Der Vermieter ist grundsätzlich verpflichtet, die vermieteten Räume in einem vertragsgemäßen Zustand zu erhalten, wozu natürlich auch gehört, dass keine fremden Personen unberechtigt Zugang erlangen. Gerade bei besonders schutzbedürftigen Flächen wie Lagern oder Gewerberäumen bestehen erhöhte Sorgfaltspflichten beim Zutrittsmanagement.

Grundsätzlich haben Sie durch das elektronische Schließsystem ja den Vorteil, dass positiv nachgewiesen ist, mit welchem Schlüssel der Lagerraum geöffnet wurde. Hätten Sie ohne dieses nachweisbare Schließsystem die Entwendung von Waren festgestellt, wäre es vermutlich ungleich schwieriger, den Vermieter hier in die Haftung zu nehmen.

Grundsätzlich müssen Sie den Eintritt des Schadens und den Zusammenhang mit einer Pflichtverletzung des Vermieters beweisen. Allerdings spricht im Falle eines technisch nachweisbaren, unberechtigten Zugriffs mit einem neu vergebenen Schlüssel viel für eine sog. sogenannte „Beweislastumkehr", bzw. es muss der Vermieter zumindest im Rahmen der sekundären Beweislast darlegen, wie es zur Herausgabe eines weiteren Schlüssels gekommen ist. Grundsätzlich würde ich ja auch erwarten, dass vermerkt wird, an wen dieser Schlüssel herausgegeben wird.

Unklar ist zudem, weshalb der Vermieter die Auswertung weiterer Türen verweigert hat.

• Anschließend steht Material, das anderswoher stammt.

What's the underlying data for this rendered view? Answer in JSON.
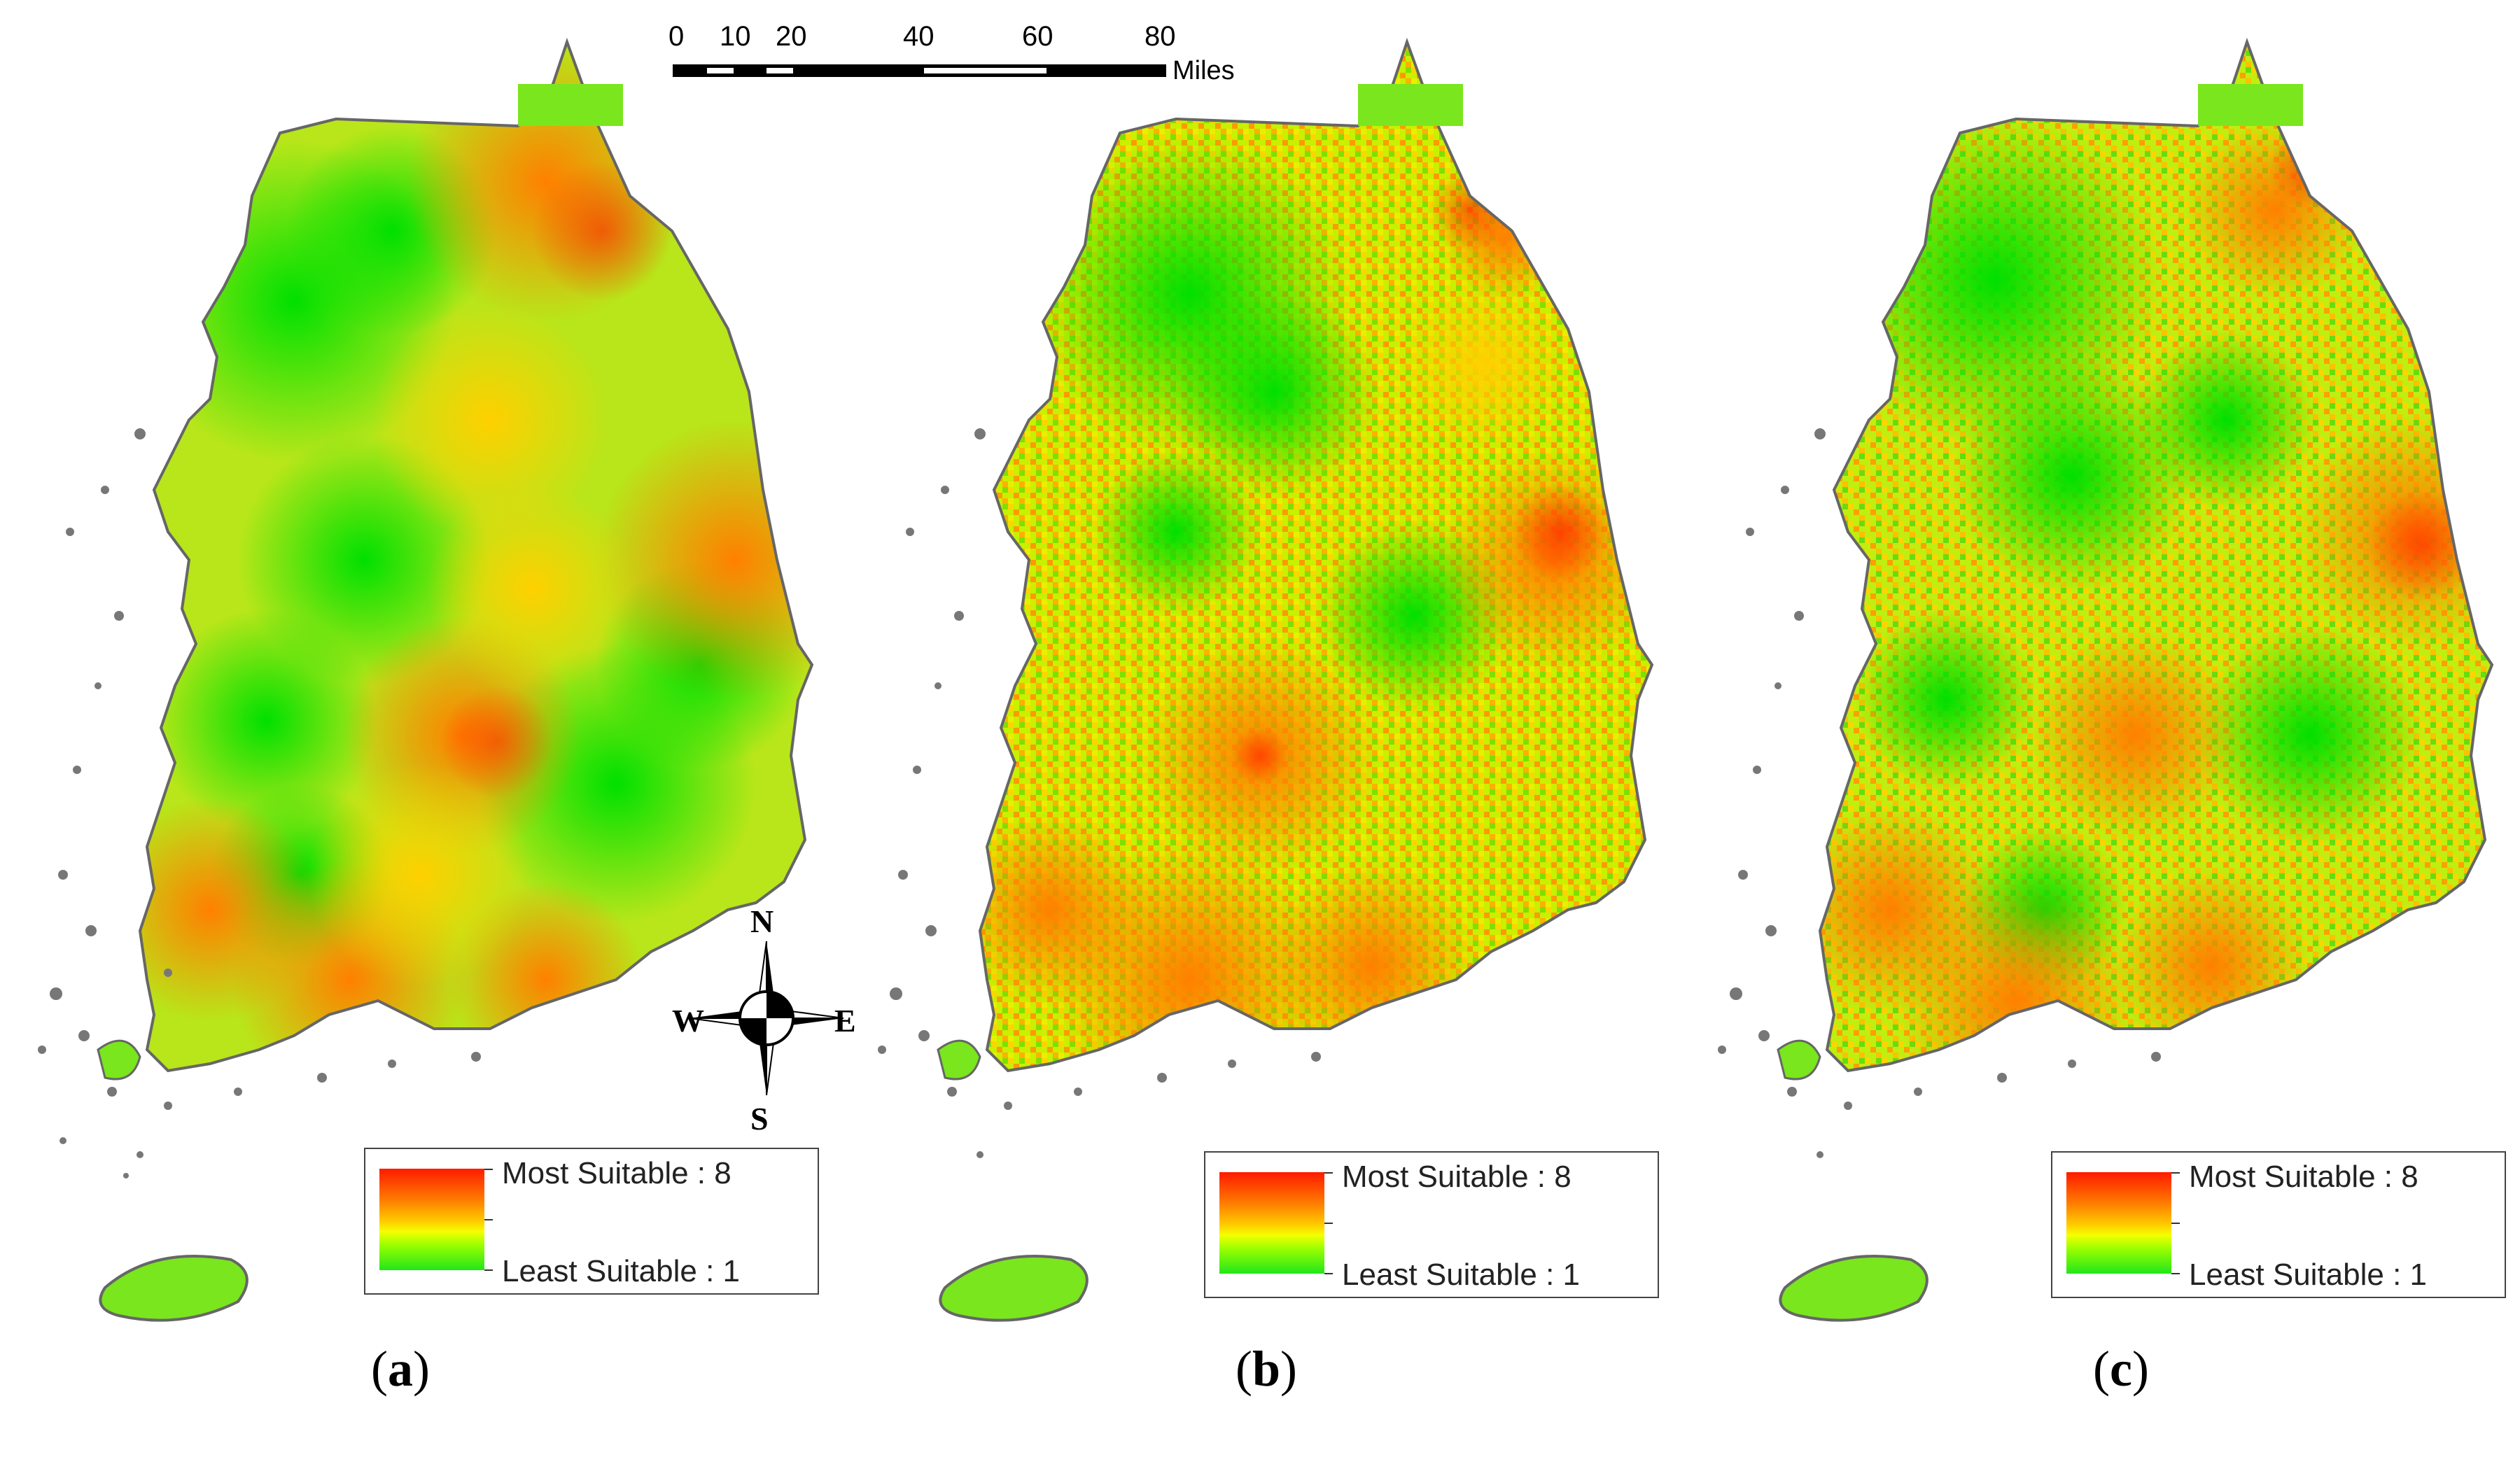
{
  "scale_bar": {
    "ticks": [
      "0",
      "10",
      "20",
      "40",
      "60",
      "80"
    ],
    "unit": "Miles"
  },
  "compass": {
    "n": "N",
    "s": "S",
    "e": "E",
    "w": "W"
  },
  "panels": [
    {
      "caption_open": "(",
      "caption_letter": "a",
      "caption_close": ")",
      "legend": {
        "most": "Most Suitable : 8",
        "least": "Least Suitable : 1"
      }
    },
    {
      "caption_open": "(",
      "caption_letter": "b",
      "caption_close": ")",
      "legend": {
        "most": "Most Suitable : 8",
        "least": "Least Suitable : 1"
      }
    },
    {
      "caption_open": "(",
      "caption_letter": "c",
      "caption_close": ")",
      "legend": {
        "most": "Most Suitable : 8",
        "least": "Least Suitable : 1"
      }
    }
  ],
  "colors": {
    "most_suitable": "#ff1a00",
    "high": "#ff7a00",
    "mid": "#ffcc00",
    "mid_low": "#f5ff00",
    "least_suitable": "#22e61a",
    "land_base": "#7ae61e",
    "outline": "#666666"
  }
}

Dass er Ihnen direkt den Zugriff auf die Videoüberwachung verweigert hat, ist aus Datenschutzgründen noch nachvollziehbar, allerdings hoffe ich, dass er selbst die Aufnahmen gesichtet und die relevanten Aufnahmen gespeichert hat. Entsprechendes gilt für die Auswertung der anderen Türen.

Dass die Staatsanwaltschaft das Verfahren eingestellt hat, kann letztlich viele Gründe haben. Wichtig ist für Sie für Ihre zivilrechtlichen Ansprüche, was zuvor ermittelt wurde, d.h. Ob die Staatsanwaltschaft z.B. Erkenntnisse bzgl. der Videoaufnahmen oder der Auswertung der weiteren Türen hat, ob es Erkenntnisse gibt, weshalb ein weiterer Schlüssel für den zugang zu Ihrem Raum herausgegeben wurde etc. Demzufolge ist auf jeden fall zu empfehlen, Akteneinsicht in die Ermittlungsakte zu nehmen.

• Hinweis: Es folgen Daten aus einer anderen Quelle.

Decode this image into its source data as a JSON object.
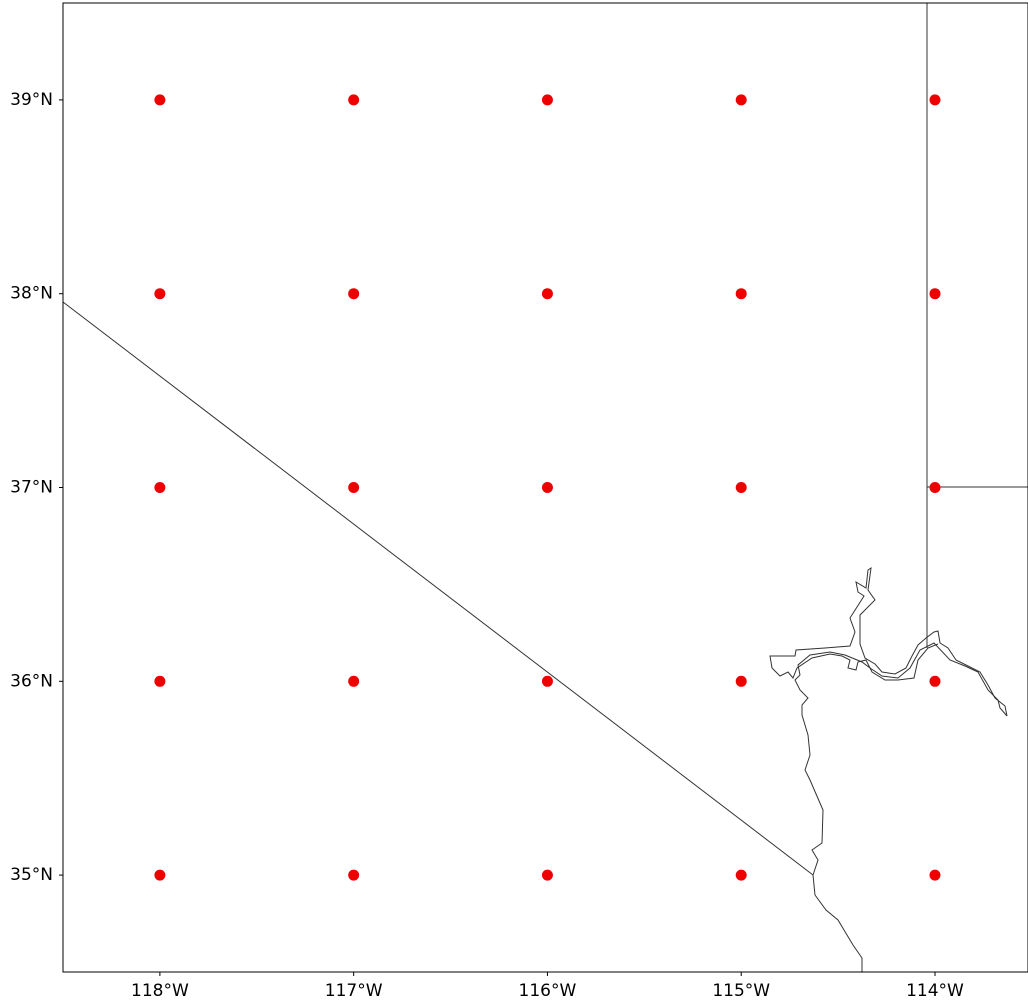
{
  "chart_data": {
    "type": "scatter",
    "color": "#ee0000",
    "x": [
      -118,
      -117,
      -116,
      -115,
      -114,
      -118,
      -117,
      -116,
      -115,
      -114,
      -118,
      -117,
      -116,
      -115,
      -114,
      -118,
      -117,
      -116,
      -115,
      -114,
      -118,
      -117,
      -116,
      -115,
      -114
    ],
    "values": [
      39,
      39,
      39,
      39,
      39,
      38,
      38,
      38,
      38,
      38,
      37,
      37,
      37,
      37,
      37,
      36,
      36,
      36,
      36,
      36,
      35,
      35,
      35,
      35,
      35
    ],
    "xlim": [
      -118.5,
      -113.52
    ],
    "ylim": [
      34.5,
      39.5
    ],
    "xticks": [
      {
        "value": -118,
        "label": "118°W"
      },
      {
        "value": -117,
        "label": "117°W"
      },
      {
        "value": -116,
        "label": "116°W"
      },
      {
        "value": -115,
        "label": "115°W"
      },
      {
        "value": -114,
        "label": "114°W"
      }
    ],
    "yticks": [
      {
        "value": 35,
        "label": "35°N"
      },
      {
        "value": 36,
        "label": "36°N"
      },
      {
        "value": 37,
        "label": "37°N"
      },
      {
        "value": 38,
        "label": "38°N"
      },
      {
        "value": 39,
        "label": "39°N"
      }
    ]
  }
}
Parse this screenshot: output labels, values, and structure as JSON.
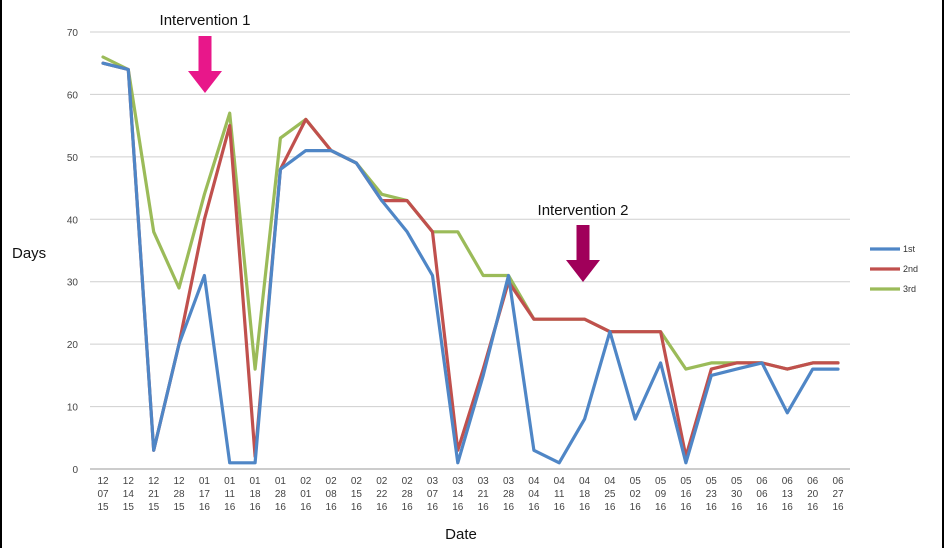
{
  "chart_data": {
    "type": "line",
    "xlabel": "Date",
    "ylabel": "Days",
    "ylim": [
      0,
      70
    ],
    "yticks": [
      "0",
      "10",
      "20",
      "30",
      "40",
      "50",
      "60",
      "70"
    ],
    "grid": true,
    "legend_position": "right",
    "categories": [
      [
        "12",
        "07",
        "15"
      ],
      [
        "12",
        "14",
        "15"
      ],
      [
        "12",
        "21",
        "15"
      ],
      [
        "12",
        "28",
        "15"
      ],
      [
        "01",
        "17",
        "16"
      ],
      [
        "01",
        "11",
        "16"
      ],
      [
        "01",
        "18",
        "16"
      ],
      [
        "01",
        "28",
        "16"
      ],
      [
        "02",
        "01",
        "16"
      ],
      [
        "02",
        "08",
        "16"
      ],
      [
        "02",
        "15",
        "16"
      ],
      [
        "02",
        "22",
        "16"
      ],
      [
        "02",
        "28",
        "16"
      ],
      [
        "03",
        "07",
        "16"
      ],
      [
        "03",
        "14",
        "16"
      ],
      [
        "03",
        "21",
        "16"
      ],
      [
        "03",
        "28",
        "16"
      ],
      [
        "04",
        "04",
        "16"
      ],
      [
        "04",
        "11",
        "16"
      ],
      [
        "04",
        "18",
        "16"
      ],
      [
        "04",
        "25",
        "16"
      ],
      [
        "05",
        "02",
        "16"
      ],
      [
        "05",
        "09",
        "16"
      ],
      [
        "05",
        "16",
        "16"
      ],
      [
        "05",
        "23",
        "16"
      ],
      [
        "05",
        "30",
        "16"
      ],
      [
        "06",
        "06",
        "16"
      ],
      [
        "06",
        "13",
        "16"
      ],
      [
        "06",
        "20",
        "16"
      ],
      [
        "06",
        "27",
        "16"
      ]
    ],
    "series": [
      {
        "name": "1st",
        "color": "#4f86c6",
        "values": [
          65,
          64,
          3,
          20,
          31,
          1,
          1,
          48,
          51,
          51,
          49,
          43,
          38,
          31,
          1,
          15,
          31,
          3,
          1,
          8,
          22,
          8,
          17,
          1,
          15,
          16,
          17,
          9,
          16,
          16
        ]
      },
      {
        "name": "2nd",
        "color": "#c0504d",
        "values": [
          65,
          64,
          3,
          20,
          40,
          55,
          2,
          48,
          56,
          51,
          49,
          43,
          43,
          38,
          3,
          16,
          30,
          24,
          24,
          24,
          22,
          22,
          22,
          2,
          16,
          17,
          17,
          16,
          17,
          17
        ]
      },
      {
        "name": "3rd",
        "color": "#9bbb59",
        "values": [
          66,
          64,
          38,
          29,
          44,
          57,
          16,
          53,
          56,
          51,
          49,
          44,
          43,
          38,
          38,
          31,
          31,
          24,
          24,
          24,
          22,
          22,
          22,
          16,
          17,
          17,
          17,
          16,
          17,
          17
        ]
      }
    ],
    "annotations": [
      {
        "label": "Intervention 1",
        "category_index": 4,
        "arrow_color": "#e8178a"
      },
      {
        "label": "Intervention 2",
        "category_index": 19,
        "arrow_color": "#a0005a"
      }
    ]
  }
}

Wenn sich am Ende herausstellt, dass der Vermieter (oder seine Mitarbeiter/Erfüllungsgehilfen) einen Zugangsschlüssel nach Ihrem Einzug fahrlässig oder bewusst an Dritte herausgegeben oder nicht ausreichend gesichert haben, können Sie Schadensersatz für den Wert des entwendeten Eigentums fordern. Die endgültigen Erfolgsaussichten hängen letztlich von der ganz konkreten Beweisführung und den Informationen aus der Ermittlungsakte und den (ggf. verweigerten) Informationen des Vermieters ab.

Mit freundlichen Grüßen

Arnd-Martin Alpers
Rechtsanwalt


Rechtsanwalt Arnd-Martin Alpers

Rückfrage vom Fragesteller 30. Juli 2025 | 09:48

Hallo Herr Alpers,

ich bedanke mich für Ihre Antwort.

Leider gewährt die Staatsanwaltschaft die Akteneinsicht nur an Anwälte.

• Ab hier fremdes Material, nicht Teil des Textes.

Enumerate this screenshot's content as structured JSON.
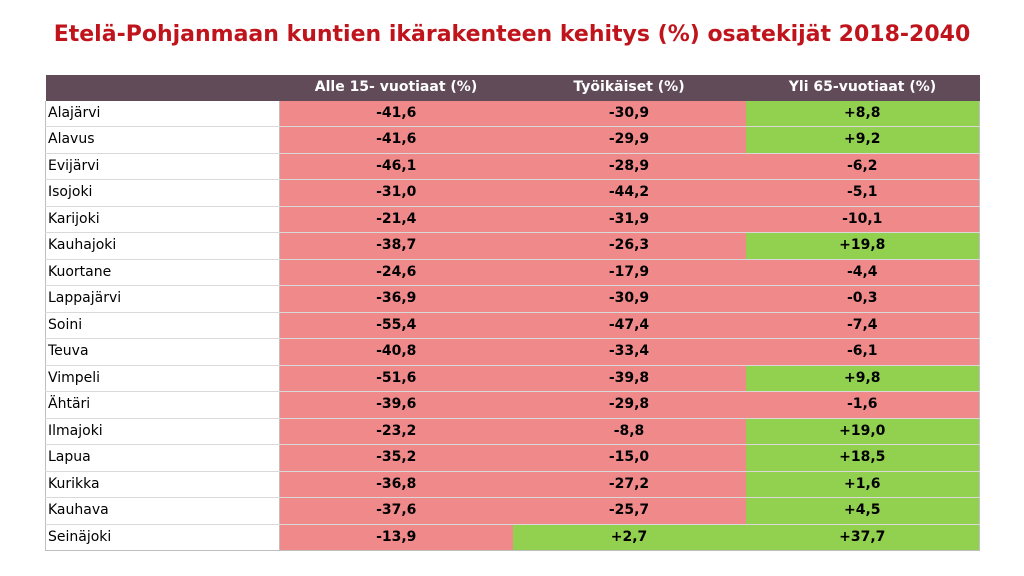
{
  "title": "Etelä-Pohjanmaan kuntien ikärakenteen kehitys (%) osatekijät 2018-2040",
  "colors": {
    "negative": "#f08a8a",
    "positive": "#92d050",
    "header": "#614b58",
    "title": "#c0141c"
  },
  "chart_data": {
    "type": "table",
    "title": "Etelä-Pohjanmaan kuntien ikärakenteen kehitys (%) osatekijät 2018-2040",
    "columns": [
      "",
      "Alle 15- vuotiaat (%)",
      "Työikäiset (%)",
      "Yli 65-vuotiaat (%)"
    ],
    "rows": [
      [
        "Alajärvi",
        "-41,6",
        "-30,9",
        "+8,8"
      ],
      [
        "Alavus",
        "-41,6",
        "-29,9",
        "+9,2"
      ],
      [
        "Evijärvi",
        "-46,1",
        "-28,9",
        "-6,2"
      ],
      [
        "Isojoki",
        "-31,0",
        "-44,2",
        "-5,1"
      ],
      [
        "Karijoki",
        "-21,4",
        "-31,9",
        "-10,1"
      ],
      [
        "Kauhajoki",
        "-38,7",
        "-26,3",
        "+19,8"
      ],
      [
        "Kuortane",
        "-24,6",
        "-17,9",
        "-4,4"
      ],
      [
        "Lappajärvi",
        "-36,9",
        "-30,9",
        "-0,3"
      ],
      [
        "Soini",
        "-55,4",
        "-47,4",
        "-7,4"
      ],
      [
        "Teuva",
        "-40,8",
        "-33,4",
        "-6,1"
      ],
      [
        "Vimpeli",
        "-51,6",
        "-39,8",
        "+9,8"
      ],
      [
        "Ähtäri",
        "-39,6",
        "-29,8",
        "-1,6"
      ],
      [
        "Ilmajoki",
        "-23,2",
        "-8,8",
        "+19,0"
      ],
      [
        "Lapua",
        "-35,2",
        "-15,0",
        "+18,5"
      ],
      [
        "Kurikka",
        "-36,8",
        "-27,2",
        "+1,6"
      ],
      [
        "Kauhava",
        "-37,6",
        "-25,7",
        "+4,5"
      ],
      [
        "Seinäjoki",
        "-13,9",
        "+2,7",
        "+37,7"
      ]
    ]
  }
}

Zu der Frage der Herkunft des Transporters hat der Vermieter folgendes mitgeteilt:

Hier existierten ganz offenbar Generaltransponder aus der Zeit des Voreigentümers, die uns weder bekannt waren, die wir nicht ausgegeben haben, die nirgendwo vermerkt waren o.ä. Die Transpondernummern, die sich zu Ihrem Lagerraum Zutritt verschafft haben, sind im System des Hausmeisters gänzlich unbekannt und konnten somit von ihm nur gesperrt, aber niemandem mehr zugeordnet werden. Wir haben das Objekt zum 1.1.2022 so gekauft und seitdem existiert auch eine Historie der Transponder - aus der Zeit davor aber nicht. Die ganze Angelegenheit ist also ein mehr als unglückliches Zusammenspiel von Altbestand, der nicht vernünftig gepflegt übergeben wurde, verlorenen Transpondern aus der Vergangenheit und offenbar vorhandenen Sicherheitslücken, die uns zuvor nicht bekannt waren.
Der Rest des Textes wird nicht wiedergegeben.